Book Review: Parallel Lives
Note: as part of Throwback Thursday, I’m posting this piece I wrote June 7, 2011, for my LiveJournal blog. I am planning to slowly move over anything of substance from LiveJournal to this one, with plans on turning the LiveJournal into something else.
Fun Home: A Family Tragicomic, by Alison Bechdel. Published 2006 by Houghton Mifflin Company. 232 pages, ISBN 978-0-618-47794-4. Buy at Amazon.com.
Damn you, Christa.
I belong to Goodreads, which is where I post these book reviews. I read her review of Fun Home, and vaguely recognized the name Alison Bechdel (my husband knew of Dykes to Watch Out For, plus I’d heard about the Bechdel test and loved the concept). A graphic novel memoir, it sounded like a fun, quick read.
And I was crying by the time I hit chapter 4.
You see, my parents divorced when I was 4, and my father died when I was 12. Lung cancer. And it was back in the day when getting diagnosed with the disease was pretty much a death sentence. I didn’t know my father very well before he died, and never had the nerve to explore his life from my mother or two brothers afterwards. All I know is he, too, was interested in writing and journalism.
Bechdel’s tale of her father’s death and how she suspects it might have been a suicide after all hit me way too close to home, and it brought up thoughts I thought were long banished from my mind.

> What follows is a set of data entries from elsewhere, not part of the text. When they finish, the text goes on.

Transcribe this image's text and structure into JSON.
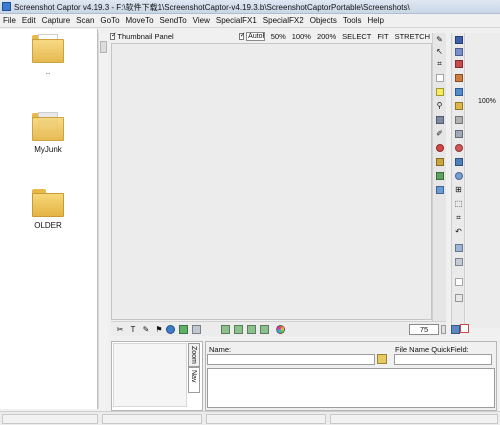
{
  "window": {
    "title": "Screenshot Captor v4.19.3 - F:\\软件下载1\\ScreenshotCaptor-v4.19.3.b\\ScreenshotCaptorPortable\\Screenshots\\",
    "minimize": "–",
    "maximize": "□",
    "close": "✕"
  },
  "menu": [
    "File",
    "Edit",
    "Capture",
    "Scan",
    "GoTo",
    "MoveTo",
    "SendTo",
    "View",
    "SpecialFX1",
    "SpecialFX2",
    "Objects",
    "Tools",
    "Help"
  ],
  "thumbnails": [
    {
      "label": "..",
      "icon": "folder-with-pages-icon"
    },
    {
      "label": "MyJunk",
      "icon": "folder-with-screenshot-icon"
    },
    {
      "label": "OLDER",
      "icon": "folder-icon"
    }
  ],
  "canvas_toolbar": {
    "thumbnail_panel": "Thumbnail Panel",
    "autofit_value": "AutoFit",
    "zoom_options": [
      "50%",
      "100%",
      "200%",
      "SELECT",
      "FIT",
      "STRETCH"
    ]
  },
  "zoom_percent_label": "100%",
  "bottom_toolbar": {
    "zoom_value": "75"
  },
  "nav_tabs": {
    "zoom": "Zoom",
    "nav": "Nav"
  },
  "properties": {
    "name_label": "Name:",
    "name_value": "",
    "quickfield_label": "File Name QuickField:",
    "quickfield_value": ""
  },
  "colors": {
    "title_bar": "#c9d6e6",
    "folder": "#e4b443",
    "canvas": "#ececec"
  }
}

I remember the morning we got the call about his death. I remember not quite believing it, and I remember trying to go to school – but the rest of the day is gone from my memory. I also remember hearing about the night before. My oldest brother had been staying with him, attending UMSL, and he said that my father (a former minister) had spent the night singing hymns and praying.
I’ve often wondered how much of that was him knowing death was coming, and how much of it was him helping death along. Bechdel’s tale of her father’s death and how she suspects it might have been a suicide after all hit me way too close to home, and it brought up thoughts I thought were long banished from my mind. The incident, after all, was the catalyst for my current agnostic-leaning-to-atheist beliefs, as my father being diagnosed was the first time I asked (to myself, if not to anyone else) the immortal question, “Why do bad things happen to good people?”
The story brings me back to the times of my pre-teen (and teen) world, when I would walk up to a nearby bridge that had been built over train tracks, and just sit on the edge – trying to get up the nerve to jump. It was more a fear that I’d survive (and get looks of incomprehension) that kept me from doing it rather than any desire for self-preservation.
“I’d kill myself too if I had to live here,” the narrator thinks at the funeral of her father.
As I continued reading the memoir, the parallels to my own life kept coming up. Oh, I’ve never had the urge to dive for pearls, so to speak (although there have been one or two temptations), but the parallels were there of my own early childhood of being dressed up in pink and lace, my mother finally getting a girl after two boys, and letting it happen even though I hated it out of a desperate plea for her love, acceptance, and most of all understanding. There were parallels of my own desire and need to be a tomboy, and the fights we had as I reached adolescence (and eventually part of the reason I did attend a college five hours away) as I realized I would never feel comfortable with dresses or makeup – my additional interest in theatre equating the makeup to the time when you pretended to be someone you weren’t not helping. Thankfully, as I got older, this friction dissipated, but it was a vital part of who I am today as a result.
I also see parallels of the father being trapped in Beech Creek. “I’d kill myself too if I had to live here,” the narrator thinks at the funeral of her father. That makes up another reason I attended a college so far away – my desperate need to get out of that small town. I was a big city girl, and I knew it.
Taking a cue from one of my “how to write” books or articles I owned, I decided to style it like I was writing letters to a friend.
A slight deviation, Bechtel’s need to journal provided me more with flashbacks than parallels. I have never made friends easily. And I had few I could really talk to. And so I journaled, partly because I knew even then I wanted to be a writer. Taking a cue from one of my “how to write” books or articles I owned, I decided to style it like I was writing letters to a friend. And they were, in a way. They were written to Becky, the name I had given my imaginary friend (that I still get teased about by family) and who was named after a cousin who I used to admire more than anything.
Fun Home did live up to being a quick read. And I guess in a way it was a fun read as well – there were times I laughed as well as felt the pain of memories (and a few times it was both – laughing at the pain). And it has been added to my list of books I would like to buy one day. But it is a deeply personal book, and as a result I can’t say whether I’d recommend it to you. It’s a good read, but whether you’ll be as affected as me? It depends on what kind of a person you are.
So, curse you, Christa. And thanks. It’s been the best new read I’ve had in a long time.